Es opinión bastante generalizada, a partir de los estudios realizados por el teólogo protestante Rudolf Otto (1869-1937), que el origen de la religión está vinculado en el ser humano al sentimiento generado por el “misterio tremendo y fascinante”, que es el ámbito de lo sagrado o de lo santo. Para que aparezca el Misterio el ser humano debe dejar de ser el centro de sí mismo, debe descentrarse, salir de sí mismo, inaugurar una actitud estática de reconocimiento de la Absoluta Supremacía del Misterio. Dejar que el centro de su persona lo ocupe la Realidad o el Misterio. La cerrazón en sí mismo es sinónimo de inmanencia.
Si algo es evidente para la persona auténticamente religiosa es que ella no inventa el Misterio, sino que el Misterio la encuentra ella, la emplaza, la juzga y la puede condenar o salvar. El Misterio no es para a persona ni un lugar, ni una idea, ni menos un mero ideal. La persona religiosa no es, por tanto, primordialmente aquella que acepta unas verdades, que alimenta unas esperanzas o que realiza unas prácticas, sino más bien aquella que vive toda su vida en una dirección: la referencia al Misterio y la apertura a él en una actitud de reconocimiento acatamiento, de alabanza entrega a él. Por esta puesta entramos a la Fe.
Magia y hechicería
Aquellas prácticas por las que el ser humano pretende domesticar potencias ocultas para ponerlas a su servicio y obtener un poder sobrenatural sobre el prójimo, aunque sea para procurar la salud, manifiestan una falta de fe en el poder de Dios y en la aceptación de su voluntad. Estas prácticas son más condenables aún cuando van acompañadas de una intención de dañar a otro, lo que se denomina magia negra o hechicería.
La magia busca sobrepasar las limitaciones de la naturaleza humana, el orden de la creación establecido por Dios y la autoridad de Dios. La magia pretende obtener poder sobre la creación y sobre la voluntad de otras personas por medio de la manipulación del mundo espiritual por medio de poderes ocultos. Por esto, ante los casos de adivinación, el Catecismo de la Iglesia Católica en el número 2115 nos dice:
“Dios puede revelar el porvenir a sus profetas o a otros santos. Sin embargo, la actitud cristiana justa consiste en entregarse con confianza en las manos de la providencia en lo que se refiere al futuro y en abandonar toda curiosidad malsana al respecto.

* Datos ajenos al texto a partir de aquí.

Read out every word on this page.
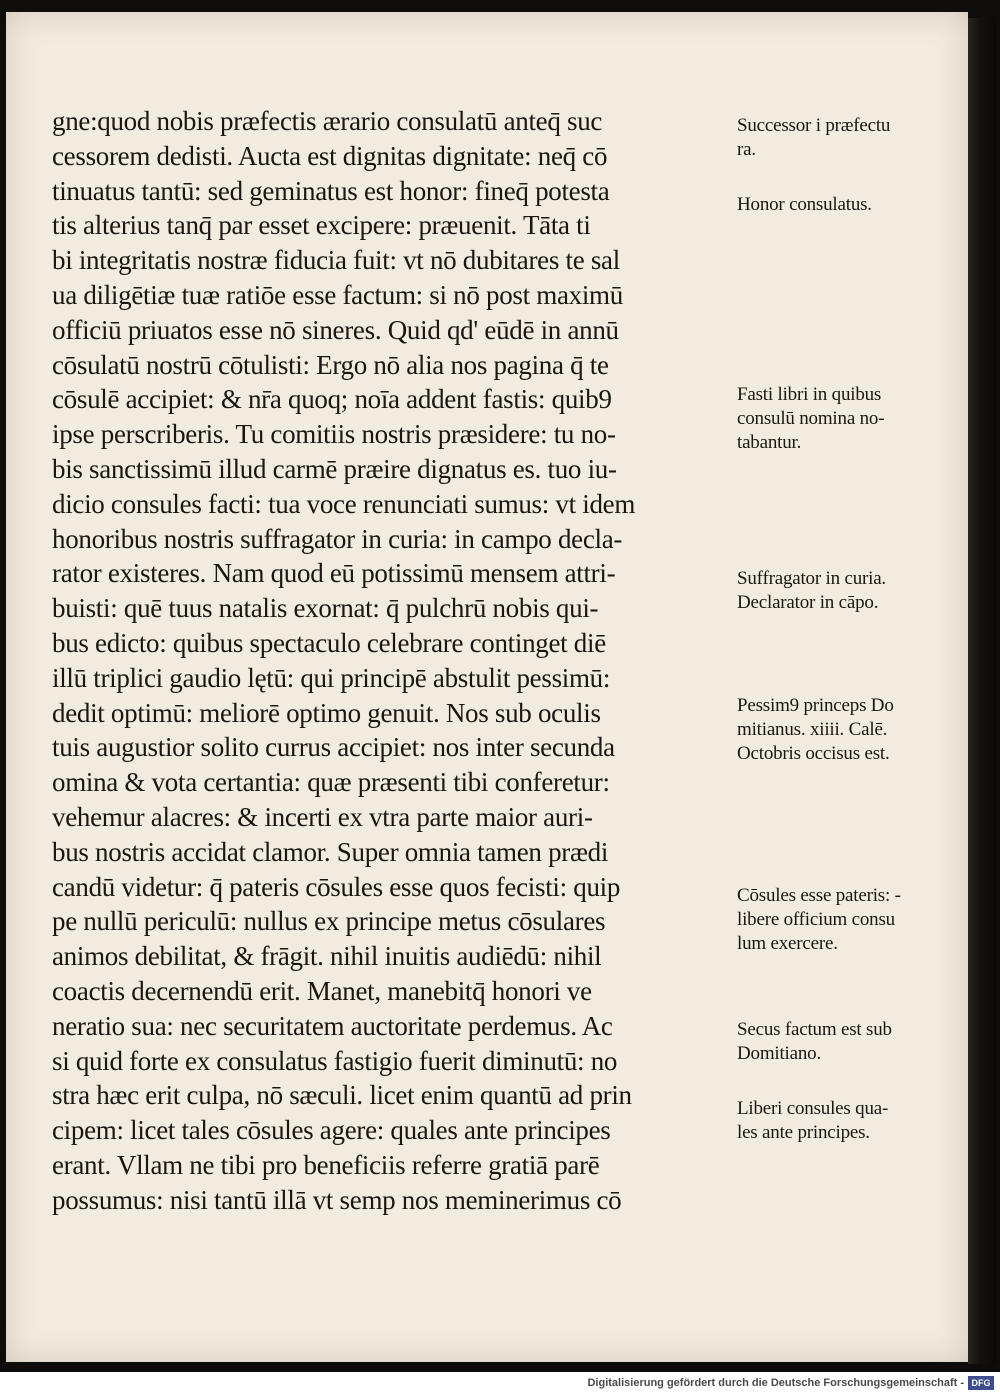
gne:quod nobis præfectis ærario consulatū anteq̄ suc
cessorem dedisti. Aucta est dignitas dignitate: neq̄ cō
tinuatus tantū: sed geminatus est honor: fineq̄ potesta
tis alterius tanq̄ par esset excipere: præuenit. Tāta ti
bi integritatis nostræ fiducia fuit: vt nō dubitares te sal
ua diligētiæ tuæ ratiōe esse factum: si nō post maximū
officiū priuatos esse nō sineres. Quid qd' eūdē in annū
cōsulatū nostrū cōtulisti: Ergo nō alia nos pagina q̄ te
cōsulē accipiet: & nr̄a quoq; noīa addent fastis: quib9
ipse perscriberis. Tu comitiis nostris præsidere: tu no-
bis sanctissimū illud carmē præire dignatus es. tuo iu-
dicio consules facti: tua voce renunciati sumus: vt idem
honoribus nostris suffragator in curia: in campo decla-
rator existeres. Nam quod eū potissimū mensem attri-
buisti: quē tuus natalis exornat: q̄ pulchrū nobis qui-
bus edicto: quibus spectaculo celebrare continget diē
illū triplici gaudio lętū: qui principē abstulit pessimū:
dedit optimū: meliorē optimo genuit. Nos sub oculis
tuis augustior solito currus accipiet: nos inter secunda
omina & vota certantia: quæ præsenti tibi conferetur:
vehemur alacres: & incerti ex vtra parte maior auri-
bus nostris accidat clamor. Super omnia tamen prædi
candū videtur: q̄ pateris cōsules esse quos fecisti: quip
pe nullū periculū: nullus ex principe metus cōsulares
animos debilitat, & frāgit. nihil inuitis audiēdū: nihil
coactis decernendū erit. Manet, manebitq̄ honori ve
neratio sua: nec securitatem auctoritate perdemus. Ac
si quid forte ex consulatus fastigio fuerit diminutū: no
stra hæc erit culpa, nō sæculi. licet enim quantū ad prin
cipem: licet tales cōsules agere: quales ante principes
erant. Vllam ne tibi pro beneficiis referre gratiā parē
possumus: nisi tantū illā vt semp nos meminerimus cō
Successor i præfectu
ra.
Honor consulatus.
Fasti libri in quibus
consulū nomina no-
tabantur.
Suffragator in curia.
Declarator in cāpo.
Pessim9 princeps Do
mitianus. xiiii. Calē.
Octobris occisus est.
Cōsules esse pateris: -
libere officium consu
lum exercere.
Secus factum est sub
Domitiano.
Liberi consules qua-
les ante principes.
Digitalisierung gefördert durch die Deutsche Forschungsgemeinschaft - DFG
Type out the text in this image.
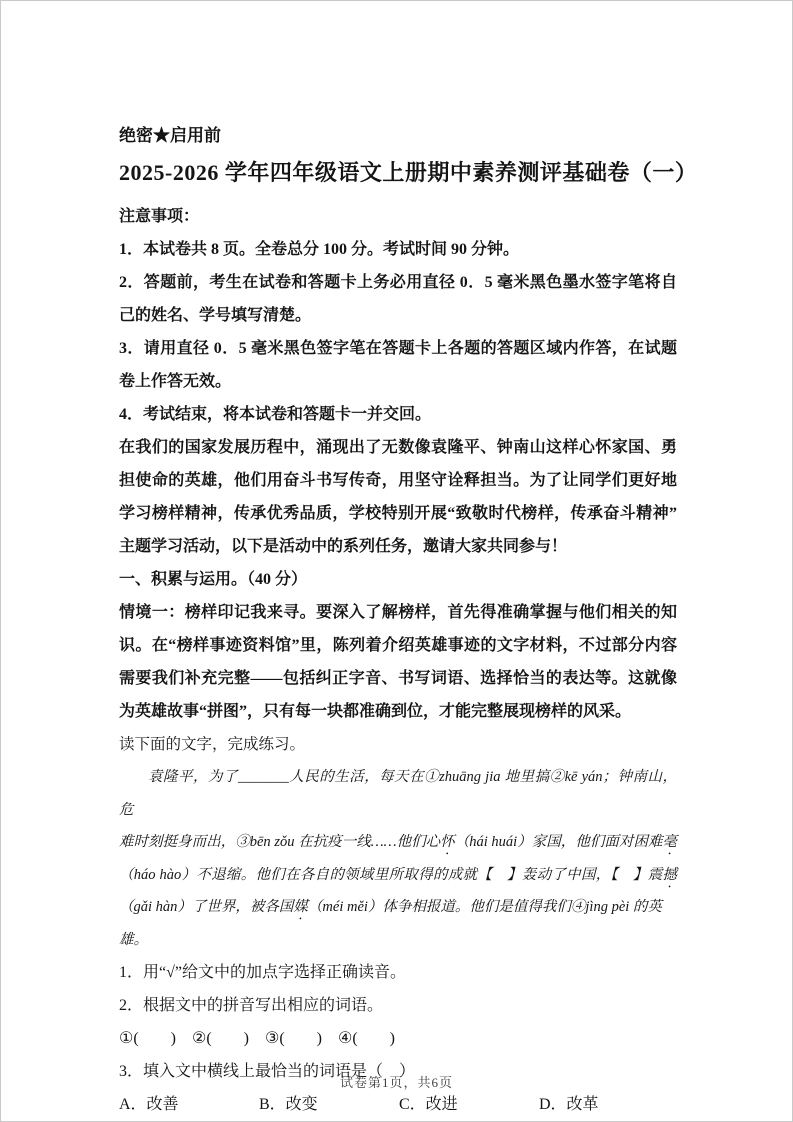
绝密★启用前
2025-2026 学年四年级语文上册期中素养测评基础卷（一）
注意事项：
1．本试卷共 8 页。全卷总分 100 分。考试时间 90 分钟。
2．答题前，考生在试卷和答题卡上务必用直径 0．5 毫米黑色墨水签字笔将自
己的姓名、学号填写清楚。
3．请用直径 0．5 毫米黑色签字笔在答题卡上各题的答题区域内作答，在试题
卷上作答无效。
4．考试结束，将本试卷和答题卡一并交回。
在我们的国家发展历程中，涌现出了无数像袁隆平、钟南山这样心怀家国、勇
担使命的英雄，他们用奋斗书写传奇，用坚守诠释担当。为了让同学们更好地
学习榜样精神，传承优秀品质，学校特别开展“致敬时代榜样，传承奋斗精神”
主题学习活动，以下是活动中的系列任务，邀请大家共同参与！
一、积累与运用。（40 分）
情境一：榜样印记我来寻。要深入了解榜样，首先得准确掌握与他们相关的知
识。在“榜样事迹资料馆”里，陈列着介绍英雄事迹的文字材料，不过部分内容
需要我们补充完整——包括纠正字音、书写词语、选择恰当的表达等。这就像
为英雄故事“拼图”，只有每一块都准确到位，才能完整展现榜样的风采。
读下面的文字，完成练习。
袁隆平，为了_______人民的生活，每天在①zhuāng jia 地里搞②kē yán；钟南山，危
难时刻挺身而出，③bēn zǒu 在抗疫一线……他们心怀（hái huái）家国，他们面对困难毫
（háo hào）不退缩。他们在各自的领域里所取得的成就【　】轰动了中国，【　】震撼
（gǎi hàn）了世界，被各国媒（méi měi）体争相报道。他们是值得我们④jìng pèi 的英雄。
1．用“√”给文中的加点字选择正确读音。
2．根据文中的拼音写出相应的词语。
①(　　)　②(　　)　③(　　)　④(　　)
3．填入文中横线上最恰当的词语是（　）
A．改善	B．改变	C．改进	D．改革
试卷第1页，共6页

Sin embargo, la imprevisión puede constituir una falta de responsabilidad”.
Y, por tanto, prosigue en el número 2116: “Todas las formas de adivinación deben rechazarse: el recurso a Satán o a los demonios, la evocación de los muertos, y otras prácticas que equivocadamente se supone “desvelan” el porvenir (Cf. Dt 18, 10; Jr 29, 8). La consulta de horóscopos, la astrología, la quiromancia, la interpretación de presagios y de suertes, los fenómenos de visión, el recurso a “médiums” encierran una voluntad de poder sobre el tiempo, la historia y, finalmente, los hombres, a la vez que un deseo de granjearse la protección de poderes ocultos. Están en contradicción con el honor y el respeto, mezclados de temor amoroso, que debemos solamente a Dios”.